O programa vai beneficiar, nesta primeira fase, 750 alunos nas quatro zonas da cidade sob coordenação da Secretaria Municipal de Educação. A metodologia de ensino será baseada no método Paulo Freire e parcerias como as firmadas com a Secretaria de Trabalho e Assistência Social e o Sebrae, que irão qualificar ou requalificar o aluno focando na inserção no mercado de trabalho.

 

“É inconcebível que Natal tenha esse número vergonhoso de analfabetos. São quase 60 mil natalenses que não sabem ler ou escrever. Com o Aprendendo Mais nós vamos tirar as pessoas da escuridão do analfabetismo.

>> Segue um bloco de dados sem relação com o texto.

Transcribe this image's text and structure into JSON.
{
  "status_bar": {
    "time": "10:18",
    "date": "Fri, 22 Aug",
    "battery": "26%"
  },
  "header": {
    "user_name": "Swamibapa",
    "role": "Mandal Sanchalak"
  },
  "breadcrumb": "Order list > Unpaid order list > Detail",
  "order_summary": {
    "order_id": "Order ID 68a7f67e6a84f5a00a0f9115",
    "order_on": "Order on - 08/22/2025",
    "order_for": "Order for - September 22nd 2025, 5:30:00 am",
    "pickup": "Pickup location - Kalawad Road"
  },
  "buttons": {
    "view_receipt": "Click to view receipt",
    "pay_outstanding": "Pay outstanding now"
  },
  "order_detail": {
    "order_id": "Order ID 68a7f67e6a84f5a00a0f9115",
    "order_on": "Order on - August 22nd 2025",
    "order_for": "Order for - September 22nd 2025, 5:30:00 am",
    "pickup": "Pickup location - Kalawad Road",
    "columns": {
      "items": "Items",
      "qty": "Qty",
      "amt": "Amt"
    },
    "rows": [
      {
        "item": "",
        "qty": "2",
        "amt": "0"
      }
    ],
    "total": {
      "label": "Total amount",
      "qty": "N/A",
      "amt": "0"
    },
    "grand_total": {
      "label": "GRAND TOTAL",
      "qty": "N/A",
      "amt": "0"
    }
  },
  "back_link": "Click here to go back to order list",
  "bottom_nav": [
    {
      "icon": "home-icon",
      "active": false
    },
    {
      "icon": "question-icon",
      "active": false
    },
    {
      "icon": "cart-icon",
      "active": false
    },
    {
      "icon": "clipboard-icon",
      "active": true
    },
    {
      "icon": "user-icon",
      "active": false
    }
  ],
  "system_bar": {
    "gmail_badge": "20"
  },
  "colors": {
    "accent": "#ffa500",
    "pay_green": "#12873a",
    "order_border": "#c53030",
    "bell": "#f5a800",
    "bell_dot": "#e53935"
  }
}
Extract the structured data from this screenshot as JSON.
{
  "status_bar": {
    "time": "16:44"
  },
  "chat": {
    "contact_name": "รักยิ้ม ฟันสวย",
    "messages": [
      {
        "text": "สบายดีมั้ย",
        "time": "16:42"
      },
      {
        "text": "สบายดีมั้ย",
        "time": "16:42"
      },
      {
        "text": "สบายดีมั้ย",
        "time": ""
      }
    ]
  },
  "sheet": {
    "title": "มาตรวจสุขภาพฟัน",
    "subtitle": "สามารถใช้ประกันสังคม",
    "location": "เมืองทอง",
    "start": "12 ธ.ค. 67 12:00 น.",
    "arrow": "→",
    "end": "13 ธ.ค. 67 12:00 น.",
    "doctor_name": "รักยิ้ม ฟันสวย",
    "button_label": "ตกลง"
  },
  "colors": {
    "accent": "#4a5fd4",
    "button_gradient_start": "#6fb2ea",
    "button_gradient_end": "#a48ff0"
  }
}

A grande obra aqui é a obra em nome da dignidade da pessoa humana”, analisou o prefeito.

 

A secretária de Educação de Natal afirmou que o prefeito determinou prioridade nessa ação. Ela disse que a parceria com a Universidade Federal do Rio Grande do Norte vai permitir que a SME possa trabalhar com eficiência no método Paulo Freire. “O programa fará parte de um projeto de pesquisa da UFRN que disponibilizará um estagiário por sala para acompanhar o trabalho dos professores”, revela a secretária da SME Cristina Diniz.

 

Até o fim do mês a SME deverá formar as primeiras turmas. Serão dois polos na zona Norte, com dez turmas, dois polos na zona Oeste, com dez turmas, um polo na zona Sul com cinco turmas e outro na zona Leste, também com cinco turmas.

 

As aulas acontecerão no turno noturno e poderão ser ministradas utilizando a estrutura de escolas municipais, centros paroquiais, centros comunitários ou outros espaços. O processo de formação deverá durar cinco meses, englobando a alfabetização e os cursos de formação profissional.